PTM Ditunda, PJJ di Pesawaran Diperpanjang Sampai Awal Maret

Kadisdikbud Pesawaran Anca Martha Utama/ Rama
Kadisdikbud Pesawaran Anca Martha Utama/ Rama

Pemkab Pesawaran memperpanjang waktu Pembelajaran Jarak Jauh (PJJ) sampai awal Maret 2022.


Dikatakan, Kepala Dinas Pendidikan dan Kebudayaan Pesawaran Anca Martha Utama, semakin tingginya kasus terkonfirmasi positif Covid-19 di kabupaten setempat, pihaknya memutuskan untuk memperpanjang PJJ di Kabupaten Pesawaran.

"Kita tidak mau mengambil resiko kalau memaksakan Pembelajaran Tatap Muka (PTM) kita gelar, karena kita ketahui saat ini kasus terkonfirmasi di Pesawaran sedang tinggi-tingginya, ditambah lagi banyak di beberapa daerah yang anak murid dan guru terpapar Covid-19," kata Anca, Rabu (23/2).

Dikatakan, pihaknya juga belum bisa memastikan apakah di awal bulan maret mendatang PTM bisa dilakukan atau tidak, tergantung dengan zonasi penyebaran virus yang ada di 11 kecamatan. 

"Kita tunggu saja, apakah di bulan Maret itu kasus sudah turun atau belum, kalau masih tinggi, ya terpaksa PJJ akan kita perpanjang lagi untuk menjaga keselamatan anak murid kita dari paparan virus," ujarnya.

Ia juga mengatakan, kalau untuk persentase vaksinasi anak sekolah, pihaknya mencatat hampir 90 persen sudah divaksin kemudian untuk tenaga pendidik hampir seluruh sudah diberikan vaksin.

"Tenaga pendidik kita sudah semua, hanya saja masih ada beberapa guru yang memiliki penyakit komorbit yang tidak bisa kita lakukan vaksin, kemudian anak-anak murid pun kita sedang melakukan percepatan," kata dia.

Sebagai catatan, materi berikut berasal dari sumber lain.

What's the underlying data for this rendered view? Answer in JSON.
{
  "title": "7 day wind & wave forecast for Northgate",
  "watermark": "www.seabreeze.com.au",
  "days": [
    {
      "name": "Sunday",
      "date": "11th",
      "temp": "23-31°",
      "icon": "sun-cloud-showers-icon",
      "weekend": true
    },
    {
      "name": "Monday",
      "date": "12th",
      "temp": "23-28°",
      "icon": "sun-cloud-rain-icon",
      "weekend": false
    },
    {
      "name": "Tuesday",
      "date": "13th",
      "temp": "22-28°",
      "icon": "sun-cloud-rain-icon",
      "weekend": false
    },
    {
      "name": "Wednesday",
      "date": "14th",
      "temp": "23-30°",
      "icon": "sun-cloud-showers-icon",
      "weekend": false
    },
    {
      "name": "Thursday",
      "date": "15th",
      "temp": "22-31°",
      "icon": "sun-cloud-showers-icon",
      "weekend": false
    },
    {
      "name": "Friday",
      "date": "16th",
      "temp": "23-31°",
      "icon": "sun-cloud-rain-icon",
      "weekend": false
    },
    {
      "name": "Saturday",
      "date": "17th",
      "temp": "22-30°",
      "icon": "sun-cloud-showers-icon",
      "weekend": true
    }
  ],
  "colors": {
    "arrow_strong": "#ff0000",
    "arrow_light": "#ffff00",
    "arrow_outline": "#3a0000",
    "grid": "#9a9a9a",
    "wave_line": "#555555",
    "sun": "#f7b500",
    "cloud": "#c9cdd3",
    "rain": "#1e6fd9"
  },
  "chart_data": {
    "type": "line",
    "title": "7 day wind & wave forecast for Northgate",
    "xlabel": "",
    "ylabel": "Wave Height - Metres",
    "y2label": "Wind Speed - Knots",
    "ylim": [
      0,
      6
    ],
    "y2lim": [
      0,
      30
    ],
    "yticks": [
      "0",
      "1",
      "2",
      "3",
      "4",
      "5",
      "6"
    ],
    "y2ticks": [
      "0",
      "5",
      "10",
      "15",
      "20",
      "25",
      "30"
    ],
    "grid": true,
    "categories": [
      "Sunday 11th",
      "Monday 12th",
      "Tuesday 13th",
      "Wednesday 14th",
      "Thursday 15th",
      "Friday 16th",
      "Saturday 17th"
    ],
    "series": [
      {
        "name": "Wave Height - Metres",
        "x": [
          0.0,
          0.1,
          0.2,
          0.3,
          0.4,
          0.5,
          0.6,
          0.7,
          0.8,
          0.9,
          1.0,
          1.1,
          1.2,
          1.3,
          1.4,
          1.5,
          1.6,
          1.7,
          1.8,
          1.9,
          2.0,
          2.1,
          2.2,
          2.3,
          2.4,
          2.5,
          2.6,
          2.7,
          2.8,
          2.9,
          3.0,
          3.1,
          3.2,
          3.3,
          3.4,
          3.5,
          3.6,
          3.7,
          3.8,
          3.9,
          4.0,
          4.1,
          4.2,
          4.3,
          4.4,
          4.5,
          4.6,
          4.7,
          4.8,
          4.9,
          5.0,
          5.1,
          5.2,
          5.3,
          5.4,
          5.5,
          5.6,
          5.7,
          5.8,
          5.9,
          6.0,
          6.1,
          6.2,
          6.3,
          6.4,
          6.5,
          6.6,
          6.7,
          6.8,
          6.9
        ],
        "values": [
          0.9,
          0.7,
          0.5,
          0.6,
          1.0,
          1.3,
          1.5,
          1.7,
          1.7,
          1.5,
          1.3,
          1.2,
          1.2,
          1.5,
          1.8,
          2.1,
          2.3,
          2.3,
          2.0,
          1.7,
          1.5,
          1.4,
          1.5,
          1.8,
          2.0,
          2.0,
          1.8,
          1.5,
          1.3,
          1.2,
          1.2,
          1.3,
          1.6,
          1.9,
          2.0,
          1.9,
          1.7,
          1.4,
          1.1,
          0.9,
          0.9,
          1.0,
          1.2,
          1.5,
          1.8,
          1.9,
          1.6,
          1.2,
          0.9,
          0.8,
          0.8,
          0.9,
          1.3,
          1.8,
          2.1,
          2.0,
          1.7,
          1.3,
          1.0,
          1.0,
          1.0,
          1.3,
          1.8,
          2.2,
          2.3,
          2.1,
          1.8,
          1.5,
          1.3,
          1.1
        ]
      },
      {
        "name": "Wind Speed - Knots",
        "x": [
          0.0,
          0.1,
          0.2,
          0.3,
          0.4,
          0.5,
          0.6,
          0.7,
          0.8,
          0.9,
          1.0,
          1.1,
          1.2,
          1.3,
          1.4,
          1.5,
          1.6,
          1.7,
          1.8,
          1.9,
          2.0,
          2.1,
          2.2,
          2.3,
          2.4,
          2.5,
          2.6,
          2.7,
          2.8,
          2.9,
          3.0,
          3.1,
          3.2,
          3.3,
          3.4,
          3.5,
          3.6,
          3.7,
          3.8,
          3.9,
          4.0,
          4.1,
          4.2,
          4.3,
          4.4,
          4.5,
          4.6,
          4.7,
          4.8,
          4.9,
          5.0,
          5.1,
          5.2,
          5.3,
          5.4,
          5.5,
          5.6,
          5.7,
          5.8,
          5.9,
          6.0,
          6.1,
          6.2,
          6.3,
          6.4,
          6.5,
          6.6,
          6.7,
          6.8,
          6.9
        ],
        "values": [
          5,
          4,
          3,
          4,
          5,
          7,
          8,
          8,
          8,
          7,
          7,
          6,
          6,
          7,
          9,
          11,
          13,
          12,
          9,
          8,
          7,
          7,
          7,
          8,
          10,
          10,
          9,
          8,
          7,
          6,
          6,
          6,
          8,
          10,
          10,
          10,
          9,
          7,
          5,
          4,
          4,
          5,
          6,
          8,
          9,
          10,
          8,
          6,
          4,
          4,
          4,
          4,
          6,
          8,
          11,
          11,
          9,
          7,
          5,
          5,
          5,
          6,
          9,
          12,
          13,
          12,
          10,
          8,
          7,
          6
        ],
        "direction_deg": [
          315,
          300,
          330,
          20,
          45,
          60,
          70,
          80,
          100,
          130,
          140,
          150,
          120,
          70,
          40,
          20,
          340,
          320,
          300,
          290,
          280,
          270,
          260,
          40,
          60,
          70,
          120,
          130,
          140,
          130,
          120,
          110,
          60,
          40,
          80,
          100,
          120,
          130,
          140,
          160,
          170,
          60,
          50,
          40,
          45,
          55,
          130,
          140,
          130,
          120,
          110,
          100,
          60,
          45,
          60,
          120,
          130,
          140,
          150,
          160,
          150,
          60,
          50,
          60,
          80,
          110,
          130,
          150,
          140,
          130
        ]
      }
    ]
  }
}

Menurutnya, dengan PJJ yang diberlakukan pihaknya mengalami kesulitan untuk memberikan vaksin tahap kedua para anak murid, maka dari itu dirinya memerintahkan setiap sekolah untuk memfasilitasi anak murid yang akan melakukan vaksin tahap kedua di desa-desa. 

"Ditambah, masih ada saja para wali murid yang tidak memperbolehkan anaknya untuk vaksin, makanya kami meminta kepada wali kelas untuk terus memberikan edukasi kepada wali murid dengan cara kekeluargaan," pungkasnya.